Une expérience de la désolation en pays liminaire : recherche action sur l'accompagnement individualisé auprès de bénéficiaires des minima sociaux dans le Nord Cotentin
Auteur / Autrice : | Thierry Leseney |
Direction : | Philippe Chanial |
Type : | Thèse de doctorat |
Discipline(s) : | Sociologie, démographie |
Date : | Soutenance le 29/06/2021 |
Etablissement(s) : | Normandie |
Ecole(s) doctorale(s) : | École doctorale Homme, sociétés, risques, territoire (Rouen) |
Partenaire(s) de recherche : | établissement de préparation : Université de Caen Normandie (1971-....) |
Laboratoire : Centre d'étude et de recherche sur les risques et les vulnérabilités (Caen ; 2004-....) | |
Jury : | Président / Présidente : Ingrid Voléry |
Examinateurs / Examinatrices : Philippe Chanial, Ingrid Voléry, Hervé Marchal, Gérard Boittiaux, Sylvain Pasquier | |
Rapporteurs / Rapporteuses : Ingrid Voléry, Hervé Marchal |
Résumé
Au cours des 30 dernières années, une population croissante de bénéficiaires des minima sociaux durablement éloignée du travail et isolée socialement s’est constituée comme réalité statistique.

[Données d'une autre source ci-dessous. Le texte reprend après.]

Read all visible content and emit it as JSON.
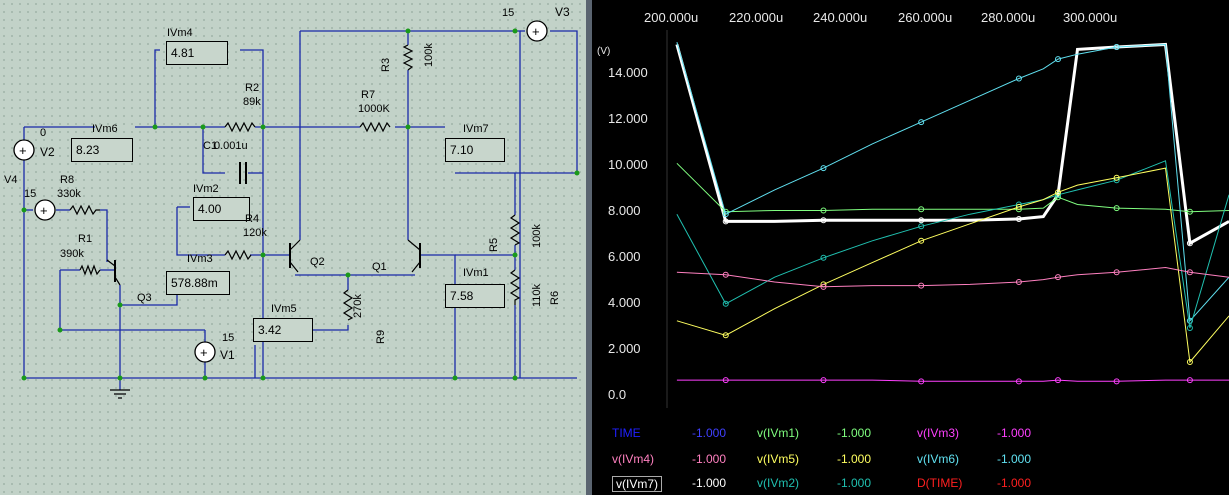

Sous la forme d’une pauvreté désolante, elle réapparaît lors de « crises » individuelles : trouble du voisinage, expulsions, incurie… Cet isolement des bénéficiaires a un retentissement sur leur pouvoir à mobiliser le lien social, et leur capacité à se maintenir dans leurs droits. Dans une approche relationnelle, ce travail questionne l’inclusivité de la seule « dignité humaine » en l’absence du « travail ». Il se développe à travers l’histoire de 24 personnes accompagnées par des dispositifs individualisés de l’assistance sociale sur le territoire de Cherbourg. Comment habiter le monde, un logement, sa vie, lorsque tout en étant reconnu par des droits sociaux, l’individu se trouve « désœuvré » de la « créativité ordinaire » ? Hors des échanges valorisés, il perd son « paraître » par défaut de « sembler » socialement, et se trouve menacé de « désolation ». Plus que jamais inclusive, l’Assistance Sociale Institutionnelle généralisée opère un basculement dans les années 2000. Devenant paradoxalement excluante, elle abandonne l’idéal d’insertion du travail pour la dignité humaine des droits concrets. Une sociabilité dite « liminaire » caractérisée par le retrait social s’y dessine au fil des « générations sociales ». L’individu enfermé hors de l’échange y développe des liens à faible réciprocité. Par un « processus d’interpénétration », cette sociabilité a infusé la dynamique des socialités secondaires et primaires, inversé les flux symboliques entre les deux espaces, et transformé les solidarités. Pour remobiliser le sujet désolé, l’accompagnant doit contourner son enfermement dans l’assistance, son sentiment de relégation et ses protections ; la relation ne s’y construit que par la reconstitution d’un « lien primarisé » dans des échanges sociaux réouverts à la réciprocité. Cette pratique réinterroge le travail social, de même que la dynamique sociétale dans son ensemble. Processus individuel d’enfermement dans une sociabilité désolante, la liminarité apparaît également comme une socialité propre au temps incertain de transition ; la socialité primaire comme secondaire tendrait à se désagréger dans une horizontalisation généralisée des liens sociaux, puis à se dissoudre dans l’espace social avant de se ré-agréger sous de nouvelles formes.